Warm-up Matters

Warm-up Matters

The warm-up in cricket, as in any sport, is an integral part of the training process. It is not simply an activity coaches should deliver because we are told to, nor is it the front door to the training session itself - but how much emphasis should coaches’ place on a warm up?

It is true that the warm up acts as the ground work for the training that is to follow. But it can also be used to influence genuine progress for young cricketers. A warm up can accomplish more than just warming-up.




During the cricket season, and for many cricketers the off season as well, warm ups are done nearly every day in some way or another - a young player may play school, club and district cricket, and may also play other sports, all of which are likely to include warm ups.

If coaches recognise this we should also recognise the benefits of including elements of performance training into the warm ups – creating greater exposure for the important stuff, and movement quality is hugely important in cricket.
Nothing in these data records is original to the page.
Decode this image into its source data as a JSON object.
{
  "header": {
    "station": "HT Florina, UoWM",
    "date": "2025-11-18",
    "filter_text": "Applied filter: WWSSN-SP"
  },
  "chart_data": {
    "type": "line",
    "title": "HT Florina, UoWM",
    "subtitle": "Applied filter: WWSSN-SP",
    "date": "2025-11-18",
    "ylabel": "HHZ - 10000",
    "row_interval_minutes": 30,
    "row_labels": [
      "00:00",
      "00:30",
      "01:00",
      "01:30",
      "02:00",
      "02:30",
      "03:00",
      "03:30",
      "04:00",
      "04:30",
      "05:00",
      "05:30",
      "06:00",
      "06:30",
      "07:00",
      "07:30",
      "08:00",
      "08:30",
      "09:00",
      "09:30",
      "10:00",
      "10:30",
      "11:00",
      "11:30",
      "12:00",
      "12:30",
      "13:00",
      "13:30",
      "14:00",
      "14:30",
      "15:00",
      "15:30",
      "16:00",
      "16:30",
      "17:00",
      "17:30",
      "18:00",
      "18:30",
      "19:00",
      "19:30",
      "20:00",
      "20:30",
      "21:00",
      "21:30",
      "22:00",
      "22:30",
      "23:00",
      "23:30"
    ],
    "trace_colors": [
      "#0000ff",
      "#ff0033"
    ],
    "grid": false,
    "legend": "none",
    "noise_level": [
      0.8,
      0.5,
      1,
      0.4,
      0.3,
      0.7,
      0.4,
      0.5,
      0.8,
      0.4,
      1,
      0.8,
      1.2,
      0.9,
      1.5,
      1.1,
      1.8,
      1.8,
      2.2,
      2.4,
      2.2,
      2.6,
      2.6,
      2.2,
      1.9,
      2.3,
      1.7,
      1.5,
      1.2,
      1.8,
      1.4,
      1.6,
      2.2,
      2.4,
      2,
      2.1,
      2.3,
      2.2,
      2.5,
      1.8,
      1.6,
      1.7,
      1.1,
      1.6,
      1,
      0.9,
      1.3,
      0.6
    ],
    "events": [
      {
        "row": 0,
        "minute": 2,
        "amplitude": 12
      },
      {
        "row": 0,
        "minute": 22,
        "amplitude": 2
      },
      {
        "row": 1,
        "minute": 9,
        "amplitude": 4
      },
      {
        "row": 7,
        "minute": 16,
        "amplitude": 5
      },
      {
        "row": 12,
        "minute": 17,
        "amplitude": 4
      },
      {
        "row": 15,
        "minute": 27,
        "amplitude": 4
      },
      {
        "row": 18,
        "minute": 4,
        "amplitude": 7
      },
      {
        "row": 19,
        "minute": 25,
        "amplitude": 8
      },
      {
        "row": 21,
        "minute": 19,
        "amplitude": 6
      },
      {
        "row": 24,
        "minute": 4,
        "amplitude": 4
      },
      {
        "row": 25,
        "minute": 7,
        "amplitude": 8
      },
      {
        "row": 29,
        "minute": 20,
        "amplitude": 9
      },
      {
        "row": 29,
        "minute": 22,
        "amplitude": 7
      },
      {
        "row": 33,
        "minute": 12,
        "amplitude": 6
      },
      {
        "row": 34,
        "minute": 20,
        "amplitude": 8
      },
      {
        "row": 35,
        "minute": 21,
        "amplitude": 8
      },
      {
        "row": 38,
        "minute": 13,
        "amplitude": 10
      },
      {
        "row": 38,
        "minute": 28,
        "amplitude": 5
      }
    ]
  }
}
Mobility exercises and drills could be inserted after the dynamic portion of the warm-up, once blood flow has been redistributed to the skeletal muscles and core body temperature has increased. In this way, the typical structure to the warm-up could be replaced with more goal-oriented mobility or stability drills. This adjustment could be made in both the individual and in the team setting.

An easy way to give players more experience with new movement is to add it into the warm-up. But, this isn’t about exposing them to the movement just for the sake of mindless experience. The movement must be as crisp and clean as we can make it. Therefore, coaching must be thorough with a focus on quality even if it is “just” a warm-up.

The warm-up is a great way to increase frequency and volume of movement and drills that matter the most.



For any cricketer that struggles with general fitness, the warm-up can be an effective, non-intimidating, and quite possibly an inviting way of building a base of general physical preparation and fitness.

To get the desired results it shouldn’t be just any old warm-up. It must actually be challenging, and it will most likely need to be extended. For example coaches could prepare multiple dynamic-based movements, while introducing mobility-based movements. In this way, the cricketer can get a challenge aerobically without exhausting or fatiguing.



Do cricketers and coaches pay enough attention to the warm-up? Do coaches utilise it and reinforce its value to their players?

In some cases both the player and coach require a change – one that places an emphasis on the warm-up as a tool to improve performance, rather than as an obstacle that must be hurdled to get to the rest of training.

The warm-up can be used to improve many aspects of performance, such as movement quality and conditioning. All players and coaches should appreciate the benefits and agility of an efficient warm-up.